A scalar processor has to decode only a single instruction in each cycle as shown in the figure. In addition, a pipelined processor has to check for dependencies to decide whether this instruction can be issued or not. In comparison, a superscalar processor has to perform a much more complex task.
As shown in the figure, it has to decode multiple instructions, say four, in a single clock cycle. It also needs to check for dependencies from two perspectives: First, whether the instructions to be issued are dependent on the instructions currently in execution. Second, whether there are dependencies among the instructions which are candidates for the next issues.
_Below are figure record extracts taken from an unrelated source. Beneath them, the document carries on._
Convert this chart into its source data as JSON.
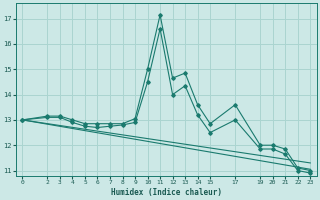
{
  "xlabel": "Humidex (Indice chaleur)",
  "background_color": "#cce8e6",
  "grid_color": "#aad4d0",
  "line_color": "#1a7a6e",
  "xlim": [
    -0.5,
    23.5
  ],
  "ylim": [
    10.8,
    17.6
  ],
  "yticks": [
    11,
    12,
    13,
    14,
    15,
    16,
    17
  ],
  "xticks": [
    0,
    2,
    3,
    4,
    5,
    6,
    7,
    8,
    9,
    10,
    11,
    12,
    13,
    14,
    15,
    17,
    19,
    20,
    21,
    22,
    23
  ],
  "series": [
    {
      "x": [
        0,
        2,
        3,
        4,
        5,
        6,
        7,
        8,
        9,
        10,
        11,
        12,
        13,
        14,
        15,
        17,
        19,
        20,
        21,
        22,
        23
      ],
      "y": [
        13.0,
        13.15,
        13.15,
        13.0,
        12.85,
        12.85,
        12.85,
        12.85,
        13.05,
        15.0,
        17.15,
        14.65,
        14.85,
        13.6,
        12.85,
        13.6,
        12.0,
        12.0,
        11.85,
        11.1,
        11.0
      ],
      "has_markers": true
    },
    {
      "x": [
        0,
        2,
        3,
        4,
        5,
        6,
        7,
        8,
        9,
        10,
        11,
        12,
        13,
        14,
        15,
        17,
        19,
        20,
        21,
        22,
        23
      ],
      "y": [
        13.0,
        13.1,
        13.1,
        12.9,
        12.75,
        12.7,
        12.75,
        12.8,
        12.9,
        14.5,
        16.6,
        14.0,
        14.35,
        13.2,
        12.5,
        13.0,
        11.85,
        11.85,
        11.65,
        11.0,
        10.9
      ],
      "has_markers": true
    },
    {
      "x": [
        0,
        23
      ],
      "y": [
        13.0,
        11.05
      ],
      "has_markers": false
    },
    {
      "x": [
        0,
        23
      ],
      "y": [
        13.0,
        11.3
      ],
      "has_markers": false
    }
  ]
}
Since a superscalar processor has more EUs than a scalar one, the number of execution instructions is far higher than in the scalar case. This means that more comparisons have to be performed in the course of dependency checks. The decode-issue path of the superscalar processor is a much more critical issue in achieving a high clock frequency than that of scalar processors.
Superscalar processors tend to use two, even three, or more pipeline cycles for decoding and issuing instructions. For instance, the PowerPC 601, PowerPC 604, and UltraSparc need 2 cycles, while the α 21064 requires 3 cycles and the PentiumPro even needs 4.5 cycles. One way to cope with this problem is through pre-decoding.
Predecoding shifts a part of the decoding task up into the loading phase of the on-chip instruction cache (I-cache) as shown in the figure.
Here, while the I-cache is being loaded, a dedicated unit is called the predecoded unit. It executes partial decoding and joins several decode bits to each instruction. In the case of RISC processors, for example, 4-7 bits are usually attached which indicate −
the instruction class
the type of resources that are required for the execution and
in some processors even the fact that branch target address has already been calculated during pre-decoding like in the Hal PM1 or the UltraSparc.
The number of the pre-decoded unit are shown in the table.
Number of pre-decode bits used
|Type/year of first volume shipment||Number of pre-decode bits appended to each instruction|
|PA 7200 (1995)||5|
|PA 8000 (1996)||5|
|PowerPC 620 (1996)||7|
|HAL PM1 (1995)||4|
|AMD K5 (1995)||5|
For a CISC processor such as the AMD, K5 pre-decoding can determine where an instruction starts or ends, where the opcodes and prefixes are, and so on. This requires quite a large number of extra bits. The K5 adds five extra bits to each byte. Thus, in this case, more than 70% additional storage space is needed in the instruction cache.
Predecoding is used either to shorten the overall cycle time or to reduce the number of cycles needed for decoding and instruction issues. For instance, pre-decoding the PowerPC 620, R10000, and Hal’s PM1 require only a single cycle for decoding and issue.